By: Tiziana Onstead
Art isn’t solely paintings of fruit and old portraits hung in quiet museums. Art is alive and takes any form the mind molding it opts to create.
“Yeah, that’s my crazy brain,” said Mary Ratcliff, a resident artist at the Museum of Contemporary Art in Jacksonville, as she explained her latest project.
Ratcliff is creating a life size house with a door visitors can walk through. But she isn’t constructing this structure with wood and nails—she’s using yarn.
The yarn, donated from the local communities and by people as far away as Ohio, is held together by a series of knots that resemble a staircase.
“The idea is to support yourself as you climb the staircase,” said Ratcliff. A metaphorical description behind the bonding and growth of individuals and the communities they are a part of.
Ratcliff’s display will be unveiled on MOCA’s fifth floor in December. But traditional museums aren’t the only place to experience art in Jacksonville.
Crystal Floyd creates and displays art at CoRK Art Studios, named after its location at the corner of Rosselle and King streets in Riverside. CoRK was originally a group of warehouses, but was converted to an art space in 2011.
“Anybody doing something good for this community, we want to have a space for them to work together,” said Floyd.
And that’s exactly what CoRK does.
The studios began with only eight artists using the space to create, but has since grown to around 70. The growth, according to Floyd, allows for the intermingling of ideas in the creative process. But, it’s not just a place for creators.

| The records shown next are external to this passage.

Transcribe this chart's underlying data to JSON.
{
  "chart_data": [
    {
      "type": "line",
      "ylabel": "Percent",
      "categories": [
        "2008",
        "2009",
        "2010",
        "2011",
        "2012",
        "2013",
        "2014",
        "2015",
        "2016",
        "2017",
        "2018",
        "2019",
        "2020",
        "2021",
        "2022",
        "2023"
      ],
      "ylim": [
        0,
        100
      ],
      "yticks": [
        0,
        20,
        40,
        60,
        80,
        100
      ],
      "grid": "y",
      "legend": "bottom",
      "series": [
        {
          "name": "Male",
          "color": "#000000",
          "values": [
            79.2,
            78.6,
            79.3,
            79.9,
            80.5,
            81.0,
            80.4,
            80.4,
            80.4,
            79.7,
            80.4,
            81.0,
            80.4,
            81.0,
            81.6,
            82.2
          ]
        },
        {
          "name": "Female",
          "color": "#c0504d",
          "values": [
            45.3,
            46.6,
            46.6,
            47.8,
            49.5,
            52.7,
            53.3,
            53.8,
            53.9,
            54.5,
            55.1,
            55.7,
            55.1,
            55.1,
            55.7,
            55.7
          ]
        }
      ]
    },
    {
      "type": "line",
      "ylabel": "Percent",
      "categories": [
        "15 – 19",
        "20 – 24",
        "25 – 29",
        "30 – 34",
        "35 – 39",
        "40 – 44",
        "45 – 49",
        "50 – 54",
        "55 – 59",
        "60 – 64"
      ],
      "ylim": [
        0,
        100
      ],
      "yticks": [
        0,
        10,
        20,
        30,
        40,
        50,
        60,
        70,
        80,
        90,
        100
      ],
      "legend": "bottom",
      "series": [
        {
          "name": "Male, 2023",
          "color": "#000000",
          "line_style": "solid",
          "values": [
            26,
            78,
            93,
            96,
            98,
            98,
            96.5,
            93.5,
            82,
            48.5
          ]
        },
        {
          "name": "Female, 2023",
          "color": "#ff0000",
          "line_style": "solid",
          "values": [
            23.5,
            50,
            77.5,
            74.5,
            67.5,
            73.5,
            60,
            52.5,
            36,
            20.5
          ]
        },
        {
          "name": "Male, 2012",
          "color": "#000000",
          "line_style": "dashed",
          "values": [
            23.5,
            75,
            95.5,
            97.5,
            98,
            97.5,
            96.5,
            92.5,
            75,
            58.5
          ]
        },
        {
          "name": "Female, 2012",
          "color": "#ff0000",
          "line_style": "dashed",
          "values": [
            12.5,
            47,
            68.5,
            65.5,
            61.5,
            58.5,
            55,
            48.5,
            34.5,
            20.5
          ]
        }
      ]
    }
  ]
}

CoRK hosts various art shows throughout the year that not only invite the public, but also encourage their involvement and interaction. The studios also host two open house events each year that showcase all of CoRK’s artists and their work.
Both MOCA and CoRK highlight their upcoming events online, but given CoRK’s do-it-yourself attitude, some shows are better found through flyers in Riverside.